Of course, “myth” has more than one definition: According to Merriam-Webster, one is “an unfounded or false notion,” something contrary to the facts. Another, however, matters more: “a usually traditional story of ostensibly historical events that serves to unfold part of the world view of a people or explain a practice, belief, or natural phenomenon.”2 Despite their thorough debunking by SABR researchers, the myths synch with widespread American worldviews; their endurance results from aspects of how the Black Sox narrative plays into certain tropes of American literature, and the poetic power of the one key phrase instantly recognized even beyond the world of baseball fans: “Say it ain’t so, Joe.”3
Though today people militate to reinstate Shoeless Joe Jackson and place him in the Hall of Fame while Comiskey is derided, originally the dynamic of blame was the other way around. As Daniel Nathan has explored in Saying It’s So: A Cultural History of the Black Sox Scandal, Comiskey was not the villain.
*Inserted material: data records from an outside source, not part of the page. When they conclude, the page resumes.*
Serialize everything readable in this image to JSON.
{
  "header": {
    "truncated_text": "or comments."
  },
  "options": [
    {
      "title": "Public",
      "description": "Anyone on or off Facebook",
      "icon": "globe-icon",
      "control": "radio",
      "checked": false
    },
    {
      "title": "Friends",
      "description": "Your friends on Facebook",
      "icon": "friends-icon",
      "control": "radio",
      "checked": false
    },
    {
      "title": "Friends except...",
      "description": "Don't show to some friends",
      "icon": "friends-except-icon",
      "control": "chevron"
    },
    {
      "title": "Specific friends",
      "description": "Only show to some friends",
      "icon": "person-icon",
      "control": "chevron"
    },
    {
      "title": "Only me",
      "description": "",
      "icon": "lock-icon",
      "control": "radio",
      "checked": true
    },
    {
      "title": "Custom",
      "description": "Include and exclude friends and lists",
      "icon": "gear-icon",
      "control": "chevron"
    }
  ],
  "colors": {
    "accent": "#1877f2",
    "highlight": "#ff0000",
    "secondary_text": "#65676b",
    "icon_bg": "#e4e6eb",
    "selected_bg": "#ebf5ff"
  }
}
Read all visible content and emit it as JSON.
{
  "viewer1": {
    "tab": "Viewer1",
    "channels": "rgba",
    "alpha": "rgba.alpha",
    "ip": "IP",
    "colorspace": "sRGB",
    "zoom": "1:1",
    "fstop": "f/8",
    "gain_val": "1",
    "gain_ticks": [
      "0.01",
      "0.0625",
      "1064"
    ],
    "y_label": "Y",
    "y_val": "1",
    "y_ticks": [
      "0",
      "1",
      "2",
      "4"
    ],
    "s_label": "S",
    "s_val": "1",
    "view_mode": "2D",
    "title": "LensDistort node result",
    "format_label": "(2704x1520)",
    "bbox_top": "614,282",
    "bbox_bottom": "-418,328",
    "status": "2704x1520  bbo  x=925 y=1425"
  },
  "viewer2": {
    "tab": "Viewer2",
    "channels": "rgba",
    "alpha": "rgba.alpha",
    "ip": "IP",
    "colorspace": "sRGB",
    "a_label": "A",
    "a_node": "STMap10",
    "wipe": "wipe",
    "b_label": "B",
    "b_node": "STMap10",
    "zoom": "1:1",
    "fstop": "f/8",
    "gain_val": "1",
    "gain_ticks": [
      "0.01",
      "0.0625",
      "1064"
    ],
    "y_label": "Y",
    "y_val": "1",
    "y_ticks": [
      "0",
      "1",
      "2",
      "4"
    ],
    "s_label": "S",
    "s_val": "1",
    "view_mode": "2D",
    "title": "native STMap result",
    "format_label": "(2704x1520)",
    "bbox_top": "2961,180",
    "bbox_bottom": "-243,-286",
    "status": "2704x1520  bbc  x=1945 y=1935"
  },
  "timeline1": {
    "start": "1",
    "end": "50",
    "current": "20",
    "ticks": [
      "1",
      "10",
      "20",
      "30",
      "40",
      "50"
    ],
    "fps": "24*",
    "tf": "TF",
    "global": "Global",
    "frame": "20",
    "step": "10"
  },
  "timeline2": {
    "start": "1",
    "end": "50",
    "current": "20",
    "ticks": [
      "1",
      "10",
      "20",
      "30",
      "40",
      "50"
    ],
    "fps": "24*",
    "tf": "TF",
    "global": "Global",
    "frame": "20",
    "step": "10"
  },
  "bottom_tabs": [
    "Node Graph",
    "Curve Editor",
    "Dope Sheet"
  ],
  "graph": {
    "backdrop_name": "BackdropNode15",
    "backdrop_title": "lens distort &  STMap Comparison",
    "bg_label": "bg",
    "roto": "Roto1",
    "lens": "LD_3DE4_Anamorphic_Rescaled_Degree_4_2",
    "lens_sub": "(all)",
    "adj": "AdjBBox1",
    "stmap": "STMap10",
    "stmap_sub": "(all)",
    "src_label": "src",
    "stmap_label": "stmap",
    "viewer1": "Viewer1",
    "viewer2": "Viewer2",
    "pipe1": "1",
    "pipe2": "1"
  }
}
He and countless fans were the victim of ballplayers and gamblers who betrayed ideals of sport and manhood that were thought to be the very basis of a uniquely American identity expressed through the national game.4
Many fans—a very few of whom became writers representing these cultural events—had refused to believe history even when it was happening right in front of them. James T. Farrell, in the essay “I Remember the Black Sox,” writes the following account of a supposed incident late in the 1920 season, after a Sox home game:
I went with the crowd and trailed about five feet behind Jackson and Felsch. They walked somewhat slowly. A fan called out:
“It ain’t true, Joe!”
The two suspected players did not turn back. They walked on, slowly. The crowd took up this cry and more than once, men and boys called out and repeated:
“It ain’t true, Joe!”5
No one has corroborated Farrell’s memory of this incident, and the American popular imagination embraced the mythic “Say it ain’t so, Joe” instead.
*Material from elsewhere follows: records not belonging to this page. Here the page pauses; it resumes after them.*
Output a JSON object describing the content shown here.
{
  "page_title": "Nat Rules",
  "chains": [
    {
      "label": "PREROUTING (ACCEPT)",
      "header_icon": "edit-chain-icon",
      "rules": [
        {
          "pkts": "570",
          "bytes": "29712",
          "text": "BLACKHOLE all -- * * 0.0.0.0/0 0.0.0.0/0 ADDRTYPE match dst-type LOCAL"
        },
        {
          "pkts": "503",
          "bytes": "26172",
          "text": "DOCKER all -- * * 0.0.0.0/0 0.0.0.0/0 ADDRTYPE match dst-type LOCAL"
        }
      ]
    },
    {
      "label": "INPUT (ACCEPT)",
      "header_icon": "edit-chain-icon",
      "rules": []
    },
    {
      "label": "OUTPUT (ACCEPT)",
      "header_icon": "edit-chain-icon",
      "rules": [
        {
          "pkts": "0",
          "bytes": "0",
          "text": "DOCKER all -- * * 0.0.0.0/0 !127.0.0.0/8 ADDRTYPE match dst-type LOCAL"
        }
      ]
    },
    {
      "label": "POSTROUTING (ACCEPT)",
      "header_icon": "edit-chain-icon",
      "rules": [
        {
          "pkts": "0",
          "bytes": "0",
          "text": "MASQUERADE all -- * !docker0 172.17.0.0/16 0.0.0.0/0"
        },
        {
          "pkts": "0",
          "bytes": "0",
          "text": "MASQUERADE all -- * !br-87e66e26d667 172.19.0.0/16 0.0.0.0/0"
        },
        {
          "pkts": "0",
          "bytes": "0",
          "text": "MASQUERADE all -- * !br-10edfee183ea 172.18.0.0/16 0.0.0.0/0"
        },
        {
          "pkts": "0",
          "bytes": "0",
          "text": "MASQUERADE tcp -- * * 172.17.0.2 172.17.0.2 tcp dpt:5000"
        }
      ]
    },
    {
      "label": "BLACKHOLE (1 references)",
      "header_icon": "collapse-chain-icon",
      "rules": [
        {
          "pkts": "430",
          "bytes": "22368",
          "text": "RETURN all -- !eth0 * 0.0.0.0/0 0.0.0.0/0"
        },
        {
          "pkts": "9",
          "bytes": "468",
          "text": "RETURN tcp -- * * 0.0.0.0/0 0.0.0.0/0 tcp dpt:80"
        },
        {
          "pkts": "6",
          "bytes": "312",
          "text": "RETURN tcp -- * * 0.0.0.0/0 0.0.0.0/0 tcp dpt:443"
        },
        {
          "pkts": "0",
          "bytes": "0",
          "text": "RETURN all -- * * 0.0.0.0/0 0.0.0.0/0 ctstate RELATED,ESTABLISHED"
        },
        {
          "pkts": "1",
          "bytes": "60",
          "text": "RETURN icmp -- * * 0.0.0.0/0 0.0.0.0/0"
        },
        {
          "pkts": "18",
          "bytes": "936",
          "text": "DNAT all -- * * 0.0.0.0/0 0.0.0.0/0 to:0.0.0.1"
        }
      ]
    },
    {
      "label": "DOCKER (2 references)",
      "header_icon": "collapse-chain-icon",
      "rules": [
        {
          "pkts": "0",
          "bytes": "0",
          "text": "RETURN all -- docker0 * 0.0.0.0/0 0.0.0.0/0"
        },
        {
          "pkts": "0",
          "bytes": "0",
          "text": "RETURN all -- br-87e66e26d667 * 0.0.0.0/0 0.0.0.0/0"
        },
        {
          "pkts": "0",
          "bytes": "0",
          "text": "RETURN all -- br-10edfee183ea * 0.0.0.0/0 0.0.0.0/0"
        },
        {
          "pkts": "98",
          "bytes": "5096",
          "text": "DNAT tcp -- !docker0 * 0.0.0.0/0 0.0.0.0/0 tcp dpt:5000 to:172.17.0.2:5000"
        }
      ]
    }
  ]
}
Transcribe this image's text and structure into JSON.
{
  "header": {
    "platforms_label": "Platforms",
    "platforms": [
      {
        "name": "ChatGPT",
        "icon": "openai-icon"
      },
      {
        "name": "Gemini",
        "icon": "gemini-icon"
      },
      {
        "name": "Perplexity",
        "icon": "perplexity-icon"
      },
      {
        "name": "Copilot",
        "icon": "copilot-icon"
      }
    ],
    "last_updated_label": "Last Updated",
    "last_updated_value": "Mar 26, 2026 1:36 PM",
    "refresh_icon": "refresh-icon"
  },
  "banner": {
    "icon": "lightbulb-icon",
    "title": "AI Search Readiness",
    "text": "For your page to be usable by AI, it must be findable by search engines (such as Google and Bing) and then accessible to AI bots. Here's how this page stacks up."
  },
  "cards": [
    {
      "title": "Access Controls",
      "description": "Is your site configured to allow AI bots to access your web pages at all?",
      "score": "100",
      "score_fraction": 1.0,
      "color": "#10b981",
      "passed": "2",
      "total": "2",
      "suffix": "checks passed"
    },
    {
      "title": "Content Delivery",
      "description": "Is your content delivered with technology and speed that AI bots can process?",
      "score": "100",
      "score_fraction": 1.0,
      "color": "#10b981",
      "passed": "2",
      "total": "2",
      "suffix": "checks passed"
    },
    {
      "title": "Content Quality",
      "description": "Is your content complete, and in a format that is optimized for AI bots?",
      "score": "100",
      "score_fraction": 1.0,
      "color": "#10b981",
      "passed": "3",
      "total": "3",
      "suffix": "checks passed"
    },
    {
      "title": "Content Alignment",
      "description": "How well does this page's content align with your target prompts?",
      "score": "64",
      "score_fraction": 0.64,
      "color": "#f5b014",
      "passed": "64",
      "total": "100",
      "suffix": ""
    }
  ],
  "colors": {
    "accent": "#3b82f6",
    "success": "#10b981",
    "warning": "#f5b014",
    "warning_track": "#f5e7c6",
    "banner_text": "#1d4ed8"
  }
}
But Farrell is not the key literary figure in the path to reverse the myths: his fellow Chicagoan and White Sox fan Nelson Algren is. About a generation after the events of the 1919 World Series—and Commissioner Judge Kenesaw Mountain Landis’s banishment of the eight Black Sox “regardless of the verdict of juries”6—Algren began to turn that narrative around, first in his 1942 poem “The Swede Was a Hard Guy.”7 He continued in a 1951 representation of the scandal in “The Silver-Colored Yesterday.”8 His reversal culminates in the 1973 mixed-genre prose poem “Ballet for Opening Day: The Swede Was a Hard Guy.”9
In each of these works, Algren depicts the players as victims of Comiskey’s miserliness and the gamblers’ guiles, especially Shoeless Joe Jackson. Beyond any readers who might have been swayed directly by Algren, these mythic representations clearly influenced later writers and filmmakers.
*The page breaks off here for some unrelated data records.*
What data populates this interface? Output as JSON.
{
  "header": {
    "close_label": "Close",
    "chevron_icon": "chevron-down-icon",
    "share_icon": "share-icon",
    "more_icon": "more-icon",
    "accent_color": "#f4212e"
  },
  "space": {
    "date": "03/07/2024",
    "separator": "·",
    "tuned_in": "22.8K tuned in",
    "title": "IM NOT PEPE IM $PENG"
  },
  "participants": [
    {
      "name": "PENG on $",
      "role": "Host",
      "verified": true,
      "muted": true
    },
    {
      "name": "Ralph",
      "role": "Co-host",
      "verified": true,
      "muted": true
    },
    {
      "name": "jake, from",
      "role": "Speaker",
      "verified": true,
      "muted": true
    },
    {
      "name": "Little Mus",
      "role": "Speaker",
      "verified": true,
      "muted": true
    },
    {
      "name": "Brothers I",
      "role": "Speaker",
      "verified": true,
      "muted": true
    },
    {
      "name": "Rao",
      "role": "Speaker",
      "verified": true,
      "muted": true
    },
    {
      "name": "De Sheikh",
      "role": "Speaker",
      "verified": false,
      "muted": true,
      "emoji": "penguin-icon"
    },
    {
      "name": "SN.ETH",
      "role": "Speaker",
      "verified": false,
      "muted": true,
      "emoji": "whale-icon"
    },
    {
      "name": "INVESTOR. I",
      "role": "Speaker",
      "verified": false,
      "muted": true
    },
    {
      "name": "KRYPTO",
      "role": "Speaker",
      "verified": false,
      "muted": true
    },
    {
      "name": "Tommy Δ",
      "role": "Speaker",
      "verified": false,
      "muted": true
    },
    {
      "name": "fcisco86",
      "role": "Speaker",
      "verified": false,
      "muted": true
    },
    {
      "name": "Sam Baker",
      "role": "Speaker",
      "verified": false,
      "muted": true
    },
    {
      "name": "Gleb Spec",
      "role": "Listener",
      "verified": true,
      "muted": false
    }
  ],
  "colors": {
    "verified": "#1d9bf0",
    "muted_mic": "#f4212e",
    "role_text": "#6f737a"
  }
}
To teach these mythic texts, and to challenge students to accept the reality, can be frustrating, but only if we fail to grapple with why the myths endure. Rebecca Kell, a student in “Baseball in American Narratives”—a class in the Big Fix’s centennial year of 2019—helped me understand one key reason why the myths endure. After reading Algren and screening Eight Men Out, when presented with the historical reality in “Eight Myths Out,” she replied: OK, then, if I cannot blame Comiskey, I’ll blame Rothstein.10 She argued that even if Gandil and Risberg and Cicotte initiated the Fix, the gamblers nonetheless were taking advantage of players who were all outsiders and underdogs, and who therefore deserved the sympathy of readers rather than condemnation. Most of them didn’t even get paid! Sure, they were wrong to throw the Series, but they had justifications that suffice.
While a philosophical purist might argue with the situational morality here (the gamblers, Jewish Arnold Rothstein and Irish-American Sport Sullivan were also outsiders in their own ways), her argument resonates with a powerful tradition in American narrative literature of rooting for the outsider and the underdog against the dominant culture. From Hester Prynne to Huck Finn to Jay Gatsby to Tom Joad to John Yossarian to Randall Patrick McMurphy—just to name a few canonical literary figures—American authors, and by extension American audiences, tend to side with the marginalized.11
In “Ballet for Opening Day,” Algren describes the White Sox ballplayers as all coming from regional or class subject positions outside of the dominant in American culture. Gandil had “been riding the Western rails since boyhood.” Weaver had “come west from soft-coal country” in Pennsylvania. Risberg was “a rangy San Franciscan,” and a “grammar-school dropout.” Felsch also was a dropout, a factory worker and bartender from Milwaukee. Cicotte was “a French-Canadian family man.” Williams was a “Missourian who kept his grievances to himself.”
Most importantly for the coming filmic mythology, “Joseph Jefferson [sic] Jackson was an illiterate son of an illiterate share-cropper … [whose] … flaw was fear. He saw himself as an ignorant rube among erudite city-wise Northerners.”12 Jackson’s greatness, a putative inability to play bad baseball, is central to “The Silver-Colored Yesterday.” In that story, young Algren, surrounded by Cubs fans, is challenged for his embrace of Swede Risberg as his “fayvrut player.” After the Scandal breaks, Algren laments:
Out of the welter of accusations, half denials and sudden silences a single fact drifted down: that Shoeless Joe Jackson couldn’t play bad baseball even if he were trying to. He hit .375 that series and played errorless ball, doing everything a major-leaguer could do to win. Nearing sixty today, he could probably still outhit anything now wearing a National League uniform.13
It seems highly unlikely that an elderly Joe Jackson would outhit anyone at that point, but such exaggeration comes naturally to the process of mythologizing the larger-than-life heroes of the past.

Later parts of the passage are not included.